It was a bit cozy in our tent as John and I laid stuffed like sardines in ourt respective sleeping bags in our tent. Fortunately, my near legendary ability to sleep anytime, any place, anywhere was still working and I was off as soon as I closed my eyes. When I made my night time bladder run out, John had gone, including his sleeping bag. That left more space in the tent when I got back from my mission.
John had left the tent soon after I had dropped off and had taken his sleeping bag to the other side of the rock that you can see above.
Nadia was already preparing breakfast: baguettes, an omelette and coffee finished by freshly prepared pineapple.

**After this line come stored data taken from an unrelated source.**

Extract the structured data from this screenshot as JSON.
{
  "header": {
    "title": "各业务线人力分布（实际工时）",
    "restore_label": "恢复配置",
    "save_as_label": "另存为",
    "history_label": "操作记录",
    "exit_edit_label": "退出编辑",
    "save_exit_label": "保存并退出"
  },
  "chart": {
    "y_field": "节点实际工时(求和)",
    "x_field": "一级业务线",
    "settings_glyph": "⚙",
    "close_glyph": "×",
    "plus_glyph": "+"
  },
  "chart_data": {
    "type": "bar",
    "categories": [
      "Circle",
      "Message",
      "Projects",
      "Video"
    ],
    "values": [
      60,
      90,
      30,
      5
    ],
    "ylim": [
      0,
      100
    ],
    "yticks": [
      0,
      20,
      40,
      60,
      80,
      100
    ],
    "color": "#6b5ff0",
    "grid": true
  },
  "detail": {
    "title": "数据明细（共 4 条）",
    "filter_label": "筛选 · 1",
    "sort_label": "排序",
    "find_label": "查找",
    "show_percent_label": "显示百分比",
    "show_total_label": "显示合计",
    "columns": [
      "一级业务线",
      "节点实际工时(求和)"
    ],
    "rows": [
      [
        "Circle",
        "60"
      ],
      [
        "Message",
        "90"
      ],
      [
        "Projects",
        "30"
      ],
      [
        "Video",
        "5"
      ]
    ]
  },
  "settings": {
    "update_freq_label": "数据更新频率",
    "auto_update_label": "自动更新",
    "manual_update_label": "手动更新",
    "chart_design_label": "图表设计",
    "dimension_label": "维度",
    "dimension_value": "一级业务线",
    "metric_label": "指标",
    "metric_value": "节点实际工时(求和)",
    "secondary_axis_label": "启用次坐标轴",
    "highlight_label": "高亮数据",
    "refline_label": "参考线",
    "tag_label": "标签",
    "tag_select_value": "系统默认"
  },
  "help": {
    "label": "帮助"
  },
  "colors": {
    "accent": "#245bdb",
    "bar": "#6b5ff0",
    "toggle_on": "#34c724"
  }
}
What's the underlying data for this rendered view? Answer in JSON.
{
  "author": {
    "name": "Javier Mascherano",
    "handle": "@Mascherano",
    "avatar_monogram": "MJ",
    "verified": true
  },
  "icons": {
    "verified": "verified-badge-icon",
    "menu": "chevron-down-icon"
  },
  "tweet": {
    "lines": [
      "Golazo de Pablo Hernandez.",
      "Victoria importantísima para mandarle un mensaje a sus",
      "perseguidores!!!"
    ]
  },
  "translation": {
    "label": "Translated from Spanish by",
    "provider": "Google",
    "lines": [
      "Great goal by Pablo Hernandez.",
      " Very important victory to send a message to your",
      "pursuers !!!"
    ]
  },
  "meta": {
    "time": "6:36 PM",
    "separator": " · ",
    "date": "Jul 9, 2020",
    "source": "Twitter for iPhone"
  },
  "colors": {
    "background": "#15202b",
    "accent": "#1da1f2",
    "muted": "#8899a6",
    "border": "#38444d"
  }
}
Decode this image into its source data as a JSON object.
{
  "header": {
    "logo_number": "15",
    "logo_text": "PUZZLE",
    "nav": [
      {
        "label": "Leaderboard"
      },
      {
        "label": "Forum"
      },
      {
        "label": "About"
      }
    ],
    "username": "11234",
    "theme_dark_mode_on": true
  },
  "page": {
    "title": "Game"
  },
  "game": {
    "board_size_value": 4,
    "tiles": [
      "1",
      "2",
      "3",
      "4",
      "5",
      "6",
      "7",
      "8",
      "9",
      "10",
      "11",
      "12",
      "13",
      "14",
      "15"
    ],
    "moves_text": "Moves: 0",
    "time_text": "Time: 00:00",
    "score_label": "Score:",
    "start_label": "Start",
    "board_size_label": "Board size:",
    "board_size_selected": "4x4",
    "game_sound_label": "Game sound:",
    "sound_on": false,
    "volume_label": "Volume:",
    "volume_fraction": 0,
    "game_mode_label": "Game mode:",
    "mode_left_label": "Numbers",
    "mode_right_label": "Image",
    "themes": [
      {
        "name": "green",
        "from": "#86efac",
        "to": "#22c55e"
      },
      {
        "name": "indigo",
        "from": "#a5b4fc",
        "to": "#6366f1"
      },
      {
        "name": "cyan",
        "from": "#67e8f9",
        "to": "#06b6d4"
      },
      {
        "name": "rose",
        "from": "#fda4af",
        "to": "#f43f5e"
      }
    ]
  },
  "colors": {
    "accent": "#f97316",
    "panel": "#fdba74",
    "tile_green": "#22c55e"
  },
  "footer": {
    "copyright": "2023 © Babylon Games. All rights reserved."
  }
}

The scenery looked great by the morning light. Christophe, Jean, John and I went back on the track for another 5 km to see some other plants, leaving Nadia to clean up ‘at home’:
Is E. itremensis just a white flowered form of E. quartziticola or a good species for various reasons other than flower colour? We saw much more yellow flowers in total during our stay on the Massif then these white flowered plants. I joked and asked Christophe to show me a red flowered plant. He took us to another location but there were no red flowered plants on show. Different flowering time? I joked and asked him to show me a form with purple flowers with orange spots but he told me that he was still working on that one in Photoshop!
Next Jean took us to a site for Aloe erythrophylla grows. On the internet it is said to be rare in cultivation, probably as much for the remoteness of its restricted habitat – it is endemic to the Itremo Massif – as anything else. Difficult to photograph, as the visible plants were high on the rocks with the sun at the wrong angle.
At the next stop there were two Aloe, both basking and fully exposed to the sun at an altitude of c 2,000 m, still growing on quartz. It would be interesting to know the soil pH, which for Uebelmannia populations in Brazil, also on quartz, was around pH 3.5, equivalent to strong Hydrochloric acid. Must take a field pH kit on future trips.
This second Aloe differs ‘from the bunch’ seen so far by its distichous leaf arrangement that persists even on large mature plants. We did not see flowers, but the internet reports that the inflorescence is unbranched with the flowers clustered at the tip.
Today was certainly Aloe Day! At the next stop we were shown Aloe macroclada. These were large plants with a large (finished) inflorescence full of seeds. In the picture below, John acts to provide scale to show the size of this Aloe. Too large perhaps for a UK hobby glass house but should be a hit in gardens in California. The leaves have been shown to have the same healing properties as Aloe vera that could become an important local industry.
We reached the administrative office in Itremo village. Again, a crowd of curious locals crowded round. We decided to give the warm Cola a miss but did find the project representative who collected our due for our visit – well worth it!
Soon after the village we stopped at the site where we did not have enough time to take pictures yesterday for another Aloe, Aloe capitata var.cipolinicola.
This species is again better suited to a Californian garden than a UK hobby greenhouse!
We reached the worst stretch of the track and again it was a case of ‘everybody out’ (except driver Christophe) who carefully followed Nadia’s and Jean’s instructions while John and I photographed and videoed the car’s very slow progress, often with just three wheels in touch with the track. We still had the bridges to go!
As James Brown would have said about the next challenge: ‘Take it to the Bridge!’
It was so nice to get back to get back to asphalt, even though there were lots of potholes, and a nice cold THB beer back at the hotel.
I know that a few days ago I would have gladly missed out on this outing, but I’m very glad that Christophe encouraged me to have made this unforgettable adventure!
Thank you Christophe – fantastic driving, thank you Nadia for your great cooking and thank you Jean for showing us some great plants!